If you want to grow, it's time to try something different.
Here's a thought: There is a lot awesome content that's on this website. We need to take what's awesome and make it in-your-face obvious. I wrote a plan for how to quickly find the most effective awesome content (the website statistics will tell you which pages keep new visitors on them the longest), and how to use them to effectively get the attention of new users - copy the first paragraph from one of those pages, which was most likely constructed by a competent writer in a way that hooks people (if it's keeping them on the page then it's essentially proven to!) and place that as bait right on the front page. (There is also a wrong way to do this.) Then of course, the user needs to find out why the LessWrong community might be a place where they belong. I shared ideas for that in "About us - Building Interest".
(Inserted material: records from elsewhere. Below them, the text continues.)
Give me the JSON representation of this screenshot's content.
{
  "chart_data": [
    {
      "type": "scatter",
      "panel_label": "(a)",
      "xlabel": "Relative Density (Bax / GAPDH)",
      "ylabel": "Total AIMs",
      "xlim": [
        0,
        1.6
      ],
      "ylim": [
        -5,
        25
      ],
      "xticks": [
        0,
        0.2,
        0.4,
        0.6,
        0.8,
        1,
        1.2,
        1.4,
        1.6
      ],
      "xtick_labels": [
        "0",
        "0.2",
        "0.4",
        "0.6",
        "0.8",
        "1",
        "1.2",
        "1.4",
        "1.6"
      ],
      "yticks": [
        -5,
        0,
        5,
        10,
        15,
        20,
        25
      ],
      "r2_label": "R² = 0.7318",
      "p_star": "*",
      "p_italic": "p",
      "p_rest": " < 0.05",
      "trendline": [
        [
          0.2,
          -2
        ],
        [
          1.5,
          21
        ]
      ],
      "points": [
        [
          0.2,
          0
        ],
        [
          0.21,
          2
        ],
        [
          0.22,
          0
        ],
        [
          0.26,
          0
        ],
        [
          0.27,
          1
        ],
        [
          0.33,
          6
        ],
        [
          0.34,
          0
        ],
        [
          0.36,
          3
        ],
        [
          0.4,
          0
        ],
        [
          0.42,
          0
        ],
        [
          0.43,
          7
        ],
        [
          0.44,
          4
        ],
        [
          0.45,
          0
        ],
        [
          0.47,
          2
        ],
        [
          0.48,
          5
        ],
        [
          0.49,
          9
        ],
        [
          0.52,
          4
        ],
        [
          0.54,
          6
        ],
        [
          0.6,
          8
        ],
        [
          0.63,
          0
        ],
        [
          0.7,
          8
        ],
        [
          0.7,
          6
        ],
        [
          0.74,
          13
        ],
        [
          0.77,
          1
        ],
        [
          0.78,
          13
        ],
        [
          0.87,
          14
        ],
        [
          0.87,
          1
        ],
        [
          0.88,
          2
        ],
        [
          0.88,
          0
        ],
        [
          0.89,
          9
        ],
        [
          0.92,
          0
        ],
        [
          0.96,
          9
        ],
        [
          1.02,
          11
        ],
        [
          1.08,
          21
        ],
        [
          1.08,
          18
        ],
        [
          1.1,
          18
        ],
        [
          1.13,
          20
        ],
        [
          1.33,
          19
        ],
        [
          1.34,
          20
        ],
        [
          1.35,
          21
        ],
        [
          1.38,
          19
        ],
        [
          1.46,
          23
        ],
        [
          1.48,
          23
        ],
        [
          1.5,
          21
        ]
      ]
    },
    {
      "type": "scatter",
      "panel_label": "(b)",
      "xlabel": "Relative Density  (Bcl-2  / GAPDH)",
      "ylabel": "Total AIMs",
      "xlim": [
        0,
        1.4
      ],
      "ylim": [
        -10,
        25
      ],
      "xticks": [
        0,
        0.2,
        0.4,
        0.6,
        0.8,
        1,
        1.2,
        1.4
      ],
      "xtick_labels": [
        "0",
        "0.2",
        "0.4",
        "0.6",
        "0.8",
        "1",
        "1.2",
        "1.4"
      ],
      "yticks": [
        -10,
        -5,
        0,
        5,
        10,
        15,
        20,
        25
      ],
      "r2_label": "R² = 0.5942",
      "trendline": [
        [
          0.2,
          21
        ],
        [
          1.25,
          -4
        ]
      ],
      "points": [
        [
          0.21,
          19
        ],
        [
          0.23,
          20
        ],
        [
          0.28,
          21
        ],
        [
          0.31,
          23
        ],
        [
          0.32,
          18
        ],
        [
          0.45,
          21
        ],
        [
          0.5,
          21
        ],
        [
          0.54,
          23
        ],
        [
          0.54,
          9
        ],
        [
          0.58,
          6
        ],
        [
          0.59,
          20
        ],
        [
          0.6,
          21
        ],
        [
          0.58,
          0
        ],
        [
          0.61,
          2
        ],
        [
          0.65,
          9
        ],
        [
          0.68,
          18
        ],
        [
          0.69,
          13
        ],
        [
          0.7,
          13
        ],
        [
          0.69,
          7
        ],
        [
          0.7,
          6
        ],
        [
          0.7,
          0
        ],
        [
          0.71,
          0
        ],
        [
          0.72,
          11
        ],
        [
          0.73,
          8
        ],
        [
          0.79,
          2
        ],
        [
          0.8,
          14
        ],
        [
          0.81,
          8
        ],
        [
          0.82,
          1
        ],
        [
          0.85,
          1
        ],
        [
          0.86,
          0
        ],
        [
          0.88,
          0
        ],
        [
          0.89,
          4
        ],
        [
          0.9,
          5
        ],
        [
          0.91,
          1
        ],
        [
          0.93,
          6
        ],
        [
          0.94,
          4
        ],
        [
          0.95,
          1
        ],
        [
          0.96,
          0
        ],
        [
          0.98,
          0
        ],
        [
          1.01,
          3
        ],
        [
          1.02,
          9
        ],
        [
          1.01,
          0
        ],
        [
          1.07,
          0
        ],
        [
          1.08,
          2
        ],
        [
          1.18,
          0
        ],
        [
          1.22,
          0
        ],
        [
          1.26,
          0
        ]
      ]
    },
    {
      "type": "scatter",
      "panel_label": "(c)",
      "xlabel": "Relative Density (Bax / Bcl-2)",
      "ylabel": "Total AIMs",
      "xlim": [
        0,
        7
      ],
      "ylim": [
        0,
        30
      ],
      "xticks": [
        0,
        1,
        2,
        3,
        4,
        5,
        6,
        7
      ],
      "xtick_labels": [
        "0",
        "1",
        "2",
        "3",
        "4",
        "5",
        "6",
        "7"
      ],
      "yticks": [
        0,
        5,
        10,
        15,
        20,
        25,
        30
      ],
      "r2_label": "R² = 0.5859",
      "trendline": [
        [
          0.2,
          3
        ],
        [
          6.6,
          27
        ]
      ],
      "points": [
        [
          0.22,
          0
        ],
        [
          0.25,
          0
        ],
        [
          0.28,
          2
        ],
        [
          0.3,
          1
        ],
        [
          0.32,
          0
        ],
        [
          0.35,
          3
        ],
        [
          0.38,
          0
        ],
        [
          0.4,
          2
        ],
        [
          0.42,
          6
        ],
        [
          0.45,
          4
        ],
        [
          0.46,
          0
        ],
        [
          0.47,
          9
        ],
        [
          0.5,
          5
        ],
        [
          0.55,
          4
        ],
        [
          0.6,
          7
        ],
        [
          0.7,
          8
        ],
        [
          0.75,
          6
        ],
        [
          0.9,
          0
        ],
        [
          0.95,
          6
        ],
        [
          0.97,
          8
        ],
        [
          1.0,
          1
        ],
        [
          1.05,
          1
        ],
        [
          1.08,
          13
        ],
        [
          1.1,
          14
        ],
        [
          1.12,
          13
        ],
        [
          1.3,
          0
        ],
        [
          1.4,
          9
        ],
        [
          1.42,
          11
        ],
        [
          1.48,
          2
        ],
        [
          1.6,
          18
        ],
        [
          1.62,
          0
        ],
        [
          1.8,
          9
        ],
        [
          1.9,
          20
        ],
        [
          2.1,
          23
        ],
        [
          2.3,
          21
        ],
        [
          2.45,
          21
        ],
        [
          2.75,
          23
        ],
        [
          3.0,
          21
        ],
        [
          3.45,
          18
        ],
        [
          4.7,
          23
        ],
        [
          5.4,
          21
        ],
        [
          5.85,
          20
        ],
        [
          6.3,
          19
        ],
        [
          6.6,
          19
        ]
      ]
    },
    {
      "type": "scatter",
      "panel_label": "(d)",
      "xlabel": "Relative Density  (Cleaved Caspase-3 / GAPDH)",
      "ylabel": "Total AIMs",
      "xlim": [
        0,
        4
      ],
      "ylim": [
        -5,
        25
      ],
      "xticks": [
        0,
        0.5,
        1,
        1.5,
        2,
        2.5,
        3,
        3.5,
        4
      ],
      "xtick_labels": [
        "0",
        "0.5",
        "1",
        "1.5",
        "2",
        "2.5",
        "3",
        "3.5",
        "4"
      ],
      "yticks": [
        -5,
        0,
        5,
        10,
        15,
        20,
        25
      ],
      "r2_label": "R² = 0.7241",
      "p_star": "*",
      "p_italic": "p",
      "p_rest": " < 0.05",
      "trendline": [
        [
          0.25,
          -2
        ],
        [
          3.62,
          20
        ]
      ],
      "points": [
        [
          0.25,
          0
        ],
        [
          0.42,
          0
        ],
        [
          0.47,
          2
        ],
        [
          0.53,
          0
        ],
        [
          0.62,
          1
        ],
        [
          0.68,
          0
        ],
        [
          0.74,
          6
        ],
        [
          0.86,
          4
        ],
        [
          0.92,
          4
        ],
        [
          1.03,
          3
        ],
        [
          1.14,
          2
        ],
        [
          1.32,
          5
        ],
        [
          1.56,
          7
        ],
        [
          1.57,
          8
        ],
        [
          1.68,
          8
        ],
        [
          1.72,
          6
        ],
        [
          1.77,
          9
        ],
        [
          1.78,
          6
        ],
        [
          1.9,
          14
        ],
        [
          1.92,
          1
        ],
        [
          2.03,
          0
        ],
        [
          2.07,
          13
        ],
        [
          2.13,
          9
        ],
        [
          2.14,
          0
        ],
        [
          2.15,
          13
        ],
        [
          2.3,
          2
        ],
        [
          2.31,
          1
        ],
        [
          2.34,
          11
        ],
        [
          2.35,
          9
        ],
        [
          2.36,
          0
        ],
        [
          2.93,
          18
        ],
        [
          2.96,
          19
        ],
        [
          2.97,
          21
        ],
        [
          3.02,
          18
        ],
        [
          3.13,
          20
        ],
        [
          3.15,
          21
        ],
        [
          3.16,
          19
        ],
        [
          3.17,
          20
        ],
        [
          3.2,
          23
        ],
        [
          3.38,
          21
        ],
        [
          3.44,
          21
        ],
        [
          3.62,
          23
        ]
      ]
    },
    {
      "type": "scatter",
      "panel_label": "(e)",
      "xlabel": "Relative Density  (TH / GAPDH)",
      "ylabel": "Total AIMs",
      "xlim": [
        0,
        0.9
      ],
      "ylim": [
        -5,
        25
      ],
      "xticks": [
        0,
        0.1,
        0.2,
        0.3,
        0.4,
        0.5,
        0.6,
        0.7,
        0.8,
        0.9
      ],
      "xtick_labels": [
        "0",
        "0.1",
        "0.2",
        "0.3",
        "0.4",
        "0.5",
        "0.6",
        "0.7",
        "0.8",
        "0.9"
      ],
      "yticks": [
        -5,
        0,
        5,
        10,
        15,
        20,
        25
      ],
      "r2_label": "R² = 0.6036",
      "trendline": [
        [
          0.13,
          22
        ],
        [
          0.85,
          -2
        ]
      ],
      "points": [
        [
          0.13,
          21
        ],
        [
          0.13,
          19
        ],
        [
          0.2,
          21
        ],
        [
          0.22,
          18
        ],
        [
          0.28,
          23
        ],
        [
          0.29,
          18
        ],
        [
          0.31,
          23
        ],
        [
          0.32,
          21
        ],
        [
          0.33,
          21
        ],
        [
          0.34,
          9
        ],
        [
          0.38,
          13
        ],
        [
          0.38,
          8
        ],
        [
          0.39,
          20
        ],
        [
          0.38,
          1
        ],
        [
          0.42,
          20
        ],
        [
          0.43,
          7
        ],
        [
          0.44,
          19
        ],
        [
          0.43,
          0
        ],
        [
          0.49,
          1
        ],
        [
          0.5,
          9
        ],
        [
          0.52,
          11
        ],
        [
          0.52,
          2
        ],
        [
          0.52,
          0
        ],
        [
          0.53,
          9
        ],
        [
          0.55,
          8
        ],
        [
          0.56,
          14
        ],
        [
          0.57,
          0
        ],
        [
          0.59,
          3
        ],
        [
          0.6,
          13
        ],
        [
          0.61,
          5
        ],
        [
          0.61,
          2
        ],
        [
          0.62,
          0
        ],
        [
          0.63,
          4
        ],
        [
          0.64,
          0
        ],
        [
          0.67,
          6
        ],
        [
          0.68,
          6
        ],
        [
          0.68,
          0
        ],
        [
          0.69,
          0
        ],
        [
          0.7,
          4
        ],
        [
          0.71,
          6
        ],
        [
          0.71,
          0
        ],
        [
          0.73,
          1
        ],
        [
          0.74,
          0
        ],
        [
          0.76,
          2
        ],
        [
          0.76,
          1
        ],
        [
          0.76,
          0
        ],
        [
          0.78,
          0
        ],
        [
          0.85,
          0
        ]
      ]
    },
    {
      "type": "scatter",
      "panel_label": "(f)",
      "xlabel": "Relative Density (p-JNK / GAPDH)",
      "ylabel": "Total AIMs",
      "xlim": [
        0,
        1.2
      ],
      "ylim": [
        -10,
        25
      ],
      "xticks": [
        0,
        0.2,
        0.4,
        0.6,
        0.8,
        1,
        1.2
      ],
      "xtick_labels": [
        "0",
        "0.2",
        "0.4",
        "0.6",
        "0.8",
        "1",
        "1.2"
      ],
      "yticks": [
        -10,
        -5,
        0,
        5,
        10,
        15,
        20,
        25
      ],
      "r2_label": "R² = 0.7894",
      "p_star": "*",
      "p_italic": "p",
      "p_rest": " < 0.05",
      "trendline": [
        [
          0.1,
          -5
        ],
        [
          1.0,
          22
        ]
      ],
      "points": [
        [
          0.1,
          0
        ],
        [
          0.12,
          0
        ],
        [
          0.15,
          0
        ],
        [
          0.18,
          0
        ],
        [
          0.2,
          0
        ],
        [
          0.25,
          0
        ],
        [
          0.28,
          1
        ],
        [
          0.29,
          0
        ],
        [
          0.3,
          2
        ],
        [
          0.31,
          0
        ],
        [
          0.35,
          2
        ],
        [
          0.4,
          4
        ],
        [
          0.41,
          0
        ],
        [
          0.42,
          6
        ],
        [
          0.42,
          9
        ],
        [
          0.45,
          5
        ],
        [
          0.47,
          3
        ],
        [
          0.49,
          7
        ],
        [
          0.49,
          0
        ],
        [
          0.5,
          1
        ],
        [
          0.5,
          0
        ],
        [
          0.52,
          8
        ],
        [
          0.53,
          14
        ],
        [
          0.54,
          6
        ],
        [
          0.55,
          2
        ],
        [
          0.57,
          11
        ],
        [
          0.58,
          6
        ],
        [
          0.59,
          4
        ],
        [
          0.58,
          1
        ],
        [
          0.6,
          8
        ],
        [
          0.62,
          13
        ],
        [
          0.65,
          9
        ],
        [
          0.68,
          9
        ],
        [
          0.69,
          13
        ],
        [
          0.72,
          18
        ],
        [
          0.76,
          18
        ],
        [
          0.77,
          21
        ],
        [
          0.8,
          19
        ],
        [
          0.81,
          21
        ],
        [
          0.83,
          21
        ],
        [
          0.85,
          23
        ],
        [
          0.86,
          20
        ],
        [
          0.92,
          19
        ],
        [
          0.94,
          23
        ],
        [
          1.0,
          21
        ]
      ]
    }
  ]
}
Don't let's assume that growth is going to be good. You're going to get more internet trolls, more spam, (there's a way to control spam which I would be happy to share) and more newbies who don't know what they're doing (I provided some suggestions to help get them on track quickly, preventing annoyance for both you and them). There will be people with new ideas, but if the wrong audience is targeted... well. We'd better choose what audience to target. I saw an internet forum take off once - it seemed to be growing slowly, until we looked at the curve and saw that it was exponential. That of course quickly turned to a dazzling exponential curve. Suddenly the new users outnumbered the old ones. That could happen here -- even if we do nothing. YOU can get involved. YOU can influence who to target. They're taking suggestions on rewrites right now. Go to the thread. I invite brutal honesty on everything I wrote there. Or pick my brain, if you'd prefer.
What do you want, LessWrong? Do you want to grow optimally? Who do you want to see showing up?